L'enquête de M. Duval est la première de ce genre qui soit consacrée
aux villes d'Afrique du Nord, et, sur bien des points, l'auteur a été
gêné, comme tous les précurseurs, par le manque de termes de
comparaison. On souhaite, avec lui, l'établissement d'un Corpus de l'architecture
militaire antique. Et le présent volume servirait de modèle à ceux du
futur.
Mais la minutie, l'exactitude, la conscience de ces relevés ne sont
qu'un des moindres mérites de ce travail. L'auteur n'abordait pas en
novice l'étude des enceintes fortifiées. Familier de Paestum, il éclaire
l'architecture militaire africaine d'une parfaite connaissance des
modèles hellénistiques. Et cela lui permet d'établir que Cherchel et Tipasa
présentent deux types entièrement distincts de fortification. Tipasa est
entouré d'une enceinte de plaine et dérive directement du « camp
romain » ; la disposition d'ensemble est massive, sans aucune des subtilités
qu'aimaient à prodiguer les ingénieurs hellénistiques. L'enceinte de
Cherchel est beaucoup plus complexe. D'une grande étendue (le
périmètre urbain a plus de sept kilomètres, dont les trois quarts sont
fortifiés, le front de mer n'étant défendu que par des ouvrages isolés), elle
enferme non seulement l'agglomération proprement dite, qui s'étendait
dans la plaine côtière, mais elle gravit les pentes de la colline et protège
des exploitations agricoles et des « villes » luxueuses. Au lieu d'une
enceinte de plaine, nous avons là une véritable ville à acropole, de plan
grossièrement rectangulaire, largement ouverte sur la mer, et dont le
sommet, vers l'intérieur, est couvert de plusieurs fortins, « monnaies » de
l'acropole théorique. Une telle disposition, nous dit l'auteur, dérive des
modèles hellénistiques, bien plus que des types romains, qui, eux, ne
connaissent que rarement les citadelles.
Cette différence des plans répond à une différence des dates et des
conditions de la construction.
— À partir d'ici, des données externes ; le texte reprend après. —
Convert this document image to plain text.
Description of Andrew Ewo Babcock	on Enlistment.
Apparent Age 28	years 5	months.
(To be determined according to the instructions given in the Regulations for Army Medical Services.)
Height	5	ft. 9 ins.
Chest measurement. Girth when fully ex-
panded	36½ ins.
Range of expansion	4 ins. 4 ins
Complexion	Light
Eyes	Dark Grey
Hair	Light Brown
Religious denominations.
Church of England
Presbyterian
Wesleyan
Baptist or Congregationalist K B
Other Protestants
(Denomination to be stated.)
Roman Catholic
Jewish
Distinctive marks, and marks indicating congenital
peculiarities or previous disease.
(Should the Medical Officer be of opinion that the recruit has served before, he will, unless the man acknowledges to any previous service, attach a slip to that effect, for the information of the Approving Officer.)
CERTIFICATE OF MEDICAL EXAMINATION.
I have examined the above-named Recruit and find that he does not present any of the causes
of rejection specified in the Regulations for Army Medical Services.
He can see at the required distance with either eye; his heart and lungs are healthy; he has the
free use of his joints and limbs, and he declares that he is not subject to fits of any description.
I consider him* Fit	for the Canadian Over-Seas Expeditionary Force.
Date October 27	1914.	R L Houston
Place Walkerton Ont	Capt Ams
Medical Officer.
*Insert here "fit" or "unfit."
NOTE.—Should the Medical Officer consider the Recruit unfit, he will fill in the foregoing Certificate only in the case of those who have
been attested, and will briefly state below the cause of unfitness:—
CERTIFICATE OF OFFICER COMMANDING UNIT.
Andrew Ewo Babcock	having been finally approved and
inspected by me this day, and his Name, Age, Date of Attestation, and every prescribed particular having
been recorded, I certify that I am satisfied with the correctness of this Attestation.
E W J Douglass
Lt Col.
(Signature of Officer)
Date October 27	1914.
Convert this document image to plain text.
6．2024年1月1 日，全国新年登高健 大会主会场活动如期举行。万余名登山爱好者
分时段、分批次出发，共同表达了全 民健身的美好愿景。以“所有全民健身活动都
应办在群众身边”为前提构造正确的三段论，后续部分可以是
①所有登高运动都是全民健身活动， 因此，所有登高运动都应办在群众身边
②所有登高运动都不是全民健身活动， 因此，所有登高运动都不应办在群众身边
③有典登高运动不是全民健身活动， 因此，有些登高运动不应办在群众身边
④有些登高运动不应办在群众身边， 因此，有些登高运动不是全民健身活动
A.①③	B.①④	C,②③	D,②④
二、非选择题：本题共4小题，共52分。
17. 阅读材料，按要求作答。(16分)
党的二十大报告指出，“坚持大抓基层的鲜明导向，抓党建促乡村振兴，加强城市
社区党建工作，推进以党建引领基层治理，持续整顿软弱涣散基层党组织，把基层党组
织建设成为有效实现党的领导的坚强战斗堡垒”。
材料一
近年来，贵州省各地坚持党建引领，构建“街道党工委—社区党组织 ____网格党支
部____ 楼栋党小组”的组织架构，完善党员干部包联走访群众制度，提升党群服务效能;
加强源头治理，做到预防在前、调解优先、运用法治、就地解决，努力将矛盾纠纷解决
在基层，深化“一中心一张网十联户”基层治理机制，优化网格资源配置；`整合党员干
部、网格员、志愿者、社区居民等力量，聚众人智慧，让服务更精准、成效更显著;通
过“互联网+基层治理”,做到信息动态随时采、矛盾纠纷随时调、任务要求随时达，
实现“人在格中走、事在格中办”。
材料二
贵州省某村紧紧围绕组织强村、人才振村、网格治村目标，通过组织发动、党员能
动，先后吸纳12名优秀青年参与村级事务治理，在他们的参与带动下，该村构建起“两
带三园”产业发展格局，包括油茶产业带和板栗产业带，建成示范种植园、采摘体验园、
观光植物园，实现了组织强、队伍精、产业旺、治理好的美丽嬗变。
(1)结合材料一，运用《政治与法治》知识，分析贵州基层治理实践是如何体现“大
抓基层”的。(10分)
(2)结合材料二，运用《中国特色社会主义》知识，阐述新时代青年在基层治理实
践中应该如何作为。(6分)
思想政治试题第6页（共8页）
On constate, en effet, que l'enceinte de
Tipasa fut construite de toutes pièces, en une seule fois, et
probablement après le milieu du me siècle de notre ère, alors que commençait
une période d'insécurité générale en Afrique romaine. Celle de Caesarea
date au contraire, dans son premier état, du temps de Claude. Elle
aurait suivi le tracé de la ville numide, sans que l'on soit autorisé à
supposer l'existence d'une fortification indigène antérieure. Plus tard — et
précisément vers l'époque où l'on construisit l'enceinte de Tipasa — on
répara celle de Cherchel, qui fut deux fois démolie partiellement, jusqu'à
une réfection par les troupes d'occupation byzantines.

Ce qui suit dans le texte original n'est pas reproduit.